Earlier this fall, four of us — total novices at long-distance treks — hiked around Europe’s highest mountain. (On the first day, big birds of prey circled high overhead. My hunch: They were vultures just waiting for one of us to drop.)
The Tour du Mont Blanc is a 100-mile, ten-day hike — but we cheated a bit, hiking the best 60 miles in six days from mountain lodge to mountain lodge, catching local buses through the less exciting parts, and letting a “sherpa service” shuttle our bags each day through France, Italy, and Switzerland, from Chamonix to Chamonix.
This was the first time I’d enjoyed a slice of Europe with my girlfriend Shelley, and we were joined by Sue and David from Minnesota. (I’ve worked with David Preston for 20 years at TPT – Twin Cities PBS. In the public television world, he’s considered the “pledge drive guru.”)

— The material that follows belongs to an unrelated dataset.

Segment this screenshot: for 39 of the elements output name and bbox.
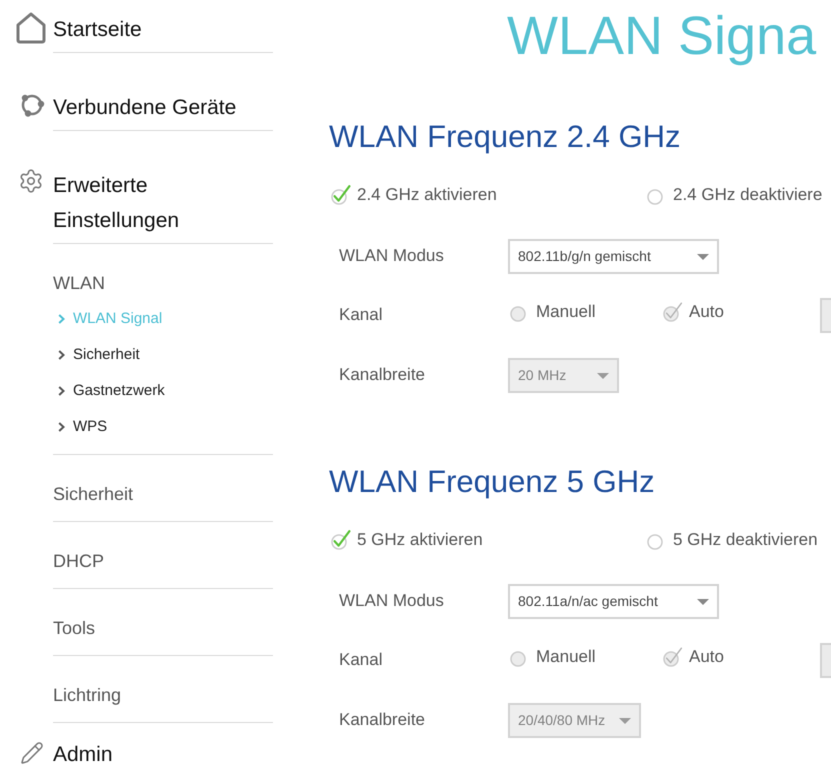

Each day, we’d hike what the trail signs said would be a five-hour hike — that took us six or seven. Our mantra: “Take our time. This is why we’re here.” Generally, the day would start at a 3,000-foot climb to a pass (or “col”) 8,000 feet above sea level. Each col was a little triumph, with its cairn of rocks arranged in a pile, dramatic weather blowing across, commanding views, and congratulatory selfies.
Part of our pre-trip training was taking steep hikes closer to home. As a typical day’s climb on the TMB is a thousand meters (or roughly 3,000 feet), I’d recommend choosing a practice hike with a 3,000-foot elevation gain so you can use it as a reference point. Ours in Washington State was the Mount Si trail. We even had a term for a 3,000-foot altitude gain: “a Mount Si.”